Encyclopédie de la parole

Joris Lacoste – Parlement

Archive 2020
Theatre

Concept, Encyclopédie de la parole
Composed and directed by Joris Lacoste
Collaboration, Frédéric Danos et Grégory Castéra
With Emmanuelle Lafon
General manager, Sound, Stéphane Leclercq
Produced by Echelle 1 :1
Coproduced by Fondation Cartier pour l’art contemporain (Paris) ; La Villette (Paris) ; and Festival d’Automne à Paris
In association with Théâtre de la Bastille (Paris) ; and Festival d’Automne à Paris
First performed on the 6th June 2009 at Fondation Cartier (Paris) as part of the Soirées Nomades event
Echelle 1:1 is accredited by the Ministère de la Culture et de la Communication / DRAC Île-de-France and receives financial assistance from Région Île-de-France
In partnership with France Culture

Parlement, created in 2009, the Encyclopédie de la parole’s first piece of work could conceivably be viewed as a manifest: for a living library of orality, a theatre of language exactly as it is spoken, an actor, spokesperson or carrier of words who creates mental images, and an active and constantly renewed form of listening.

Parlement is a solo piece written for Emmanuelle Lafon based on a selection of extracts from the Encyclopédie de la parole corpus. Its score encompasses a wide variety of recordings ranging from the plea, answerphone message, political speech, poetic declamation, advert, sitcom extract, and religious preaching to that of the sports commentator… By concentrating the words of a hundred speakers in the body and voice of a single performer, Parlement produces a real-size sample of the diversity of oral forms.

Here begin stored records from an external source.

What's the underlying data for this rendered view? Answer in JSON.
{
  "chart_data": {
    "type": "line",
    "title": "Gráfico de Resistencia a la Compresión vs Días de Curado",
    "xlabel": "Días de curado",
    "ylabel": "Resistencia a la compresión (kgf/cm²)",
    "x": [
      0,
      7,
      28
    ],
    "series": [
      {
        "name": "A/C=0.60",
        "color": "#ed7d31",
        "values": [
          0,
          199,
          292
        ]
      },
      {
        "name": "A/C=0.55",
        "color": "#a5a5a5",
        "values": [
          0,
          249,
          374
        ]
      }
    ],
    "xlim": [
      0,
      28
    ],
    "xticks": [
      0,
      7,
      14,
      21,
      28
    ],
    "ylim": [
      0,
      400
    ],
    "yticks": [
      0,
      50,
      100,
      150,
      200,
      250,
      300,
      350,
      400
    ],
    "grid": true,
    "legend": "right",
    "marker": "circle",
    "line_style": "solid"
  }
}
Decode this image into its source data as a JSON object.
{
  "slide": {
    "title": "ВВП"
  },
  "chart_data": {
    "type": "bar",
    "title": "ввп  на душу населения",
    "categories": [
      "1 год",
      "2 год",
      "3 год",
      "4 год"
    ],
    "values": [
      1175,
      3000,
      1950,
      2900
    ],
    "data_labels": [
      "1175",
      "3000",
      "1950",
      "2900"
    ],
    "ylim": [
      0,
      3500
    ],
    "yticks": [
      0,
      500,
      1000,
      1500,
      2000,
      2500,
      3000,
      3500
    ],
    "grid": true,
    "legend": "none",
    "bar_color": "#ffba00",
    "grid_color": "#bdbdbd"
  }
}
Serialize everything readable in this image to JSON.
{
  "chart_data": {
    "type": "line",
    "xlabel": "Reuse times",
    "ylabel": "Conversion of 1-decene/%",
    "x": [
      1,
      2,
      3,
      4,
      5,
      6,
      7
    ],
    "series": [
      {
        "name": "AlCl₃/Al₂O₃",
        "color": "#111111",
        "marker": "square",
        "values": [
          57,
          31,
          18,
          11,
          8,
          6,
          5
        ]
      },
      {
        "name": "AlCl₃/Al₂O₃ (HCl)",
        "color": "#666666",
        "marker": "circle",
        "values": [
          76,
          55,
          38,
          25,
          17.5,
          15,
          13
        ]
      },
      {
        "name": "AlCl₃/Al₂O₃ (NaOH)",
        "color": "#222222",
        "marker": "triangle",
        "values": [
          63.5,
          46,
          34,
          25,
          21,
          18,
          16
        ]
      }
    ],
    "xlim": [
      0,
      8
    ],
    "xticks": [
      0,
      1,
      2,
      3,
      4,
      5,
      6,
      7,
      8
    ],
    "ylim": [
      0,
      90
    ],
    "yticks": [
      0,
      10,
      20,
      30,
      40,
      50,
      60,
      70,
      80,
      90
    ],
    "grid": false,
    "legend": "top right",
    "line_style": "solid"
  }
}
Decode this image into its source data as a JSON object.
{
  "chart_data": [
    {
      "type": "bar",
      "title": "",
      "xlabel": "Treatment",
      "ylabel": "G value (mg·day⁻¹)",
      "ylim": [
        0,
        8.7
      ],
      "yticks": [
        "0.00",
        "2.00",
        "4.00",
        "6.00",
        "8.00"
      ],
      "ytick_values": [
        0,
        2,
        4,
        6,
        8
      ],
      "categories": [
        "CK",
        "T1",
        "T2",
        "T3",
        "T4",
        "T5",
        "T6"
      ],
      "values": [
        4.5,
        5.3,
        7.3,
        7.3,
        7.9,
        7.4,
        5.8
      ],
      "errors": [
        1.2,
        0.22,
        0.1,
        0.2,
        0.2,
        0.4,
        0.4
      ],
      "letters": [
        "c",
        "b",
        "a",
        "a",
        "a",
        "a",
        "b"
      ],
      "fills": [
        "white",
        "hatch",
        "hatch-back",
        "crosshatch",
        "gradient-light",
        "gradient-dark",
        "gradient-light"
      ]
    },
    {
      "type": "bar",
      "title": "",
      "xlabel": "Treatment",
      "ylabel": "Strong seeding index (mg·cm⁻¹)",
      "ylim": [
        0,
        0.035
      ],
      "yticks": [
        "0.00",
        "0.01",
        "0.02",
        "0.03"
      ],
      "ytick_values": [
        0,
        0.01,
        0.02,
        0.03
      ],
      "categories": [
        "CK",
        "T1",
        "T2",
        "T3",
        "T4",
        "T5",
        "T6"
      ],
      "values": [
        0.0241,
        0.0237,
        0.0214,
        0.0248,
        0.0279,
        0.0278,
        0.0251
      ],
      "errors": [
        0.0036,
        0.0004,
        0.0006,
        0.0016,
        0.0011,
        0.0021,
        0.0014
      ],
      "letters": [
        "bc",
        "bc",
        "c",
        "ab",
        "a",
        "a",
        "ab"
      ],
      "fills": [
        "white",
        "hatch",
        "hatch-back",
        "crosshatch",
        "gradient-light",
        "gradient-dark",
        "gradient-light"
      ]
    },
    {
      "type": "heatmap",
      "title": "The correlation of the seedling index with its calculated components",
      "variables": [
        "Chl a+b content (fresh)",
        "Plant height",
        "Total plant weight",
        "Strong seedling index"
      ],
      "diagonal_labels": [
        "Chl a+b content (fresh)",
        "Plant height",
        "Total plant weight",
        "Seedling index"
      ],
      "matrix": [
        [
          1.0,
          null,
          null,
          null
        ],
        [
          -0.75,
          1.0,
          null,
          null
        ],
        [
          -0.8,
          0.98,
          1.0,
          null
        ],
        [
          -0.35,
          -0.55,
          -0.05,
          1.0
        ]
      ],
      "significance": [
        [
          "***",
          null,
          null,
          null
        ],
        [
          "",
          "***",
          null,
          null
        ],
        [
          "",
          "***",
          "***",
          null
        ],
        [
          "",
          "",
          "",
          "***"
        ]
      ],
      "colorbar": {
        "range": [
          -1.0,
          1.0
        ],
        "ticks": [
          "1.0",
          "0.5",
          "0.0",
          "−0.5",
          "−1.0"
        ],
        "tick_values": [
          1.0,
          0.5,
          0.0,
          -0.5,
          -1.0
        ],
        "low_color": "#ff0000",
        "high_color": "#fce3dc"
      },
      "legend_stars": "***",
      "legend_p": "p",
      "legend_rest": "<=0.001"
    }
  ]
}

Proffered with neither transition nor crescendo, this sampling effect generates discourse of a transformationalist and poetic nature which makes us see images in what we hear. With Parlement, a benchmark performance of impressive simplicity and efficacy, an original form of dramaturgy specific to encyclopaedias is put in place: the sound documents, regrouped in the first instance in terms of their rhythmic and musical qualities, provide the basis for theatre writing built upon the editing and composition not of text, but sounds. Between the effects of recognition and irony of the off-beat situations, we are served up with the disturbing strangeness of our commonplace spoken words, and indeed, and of the world.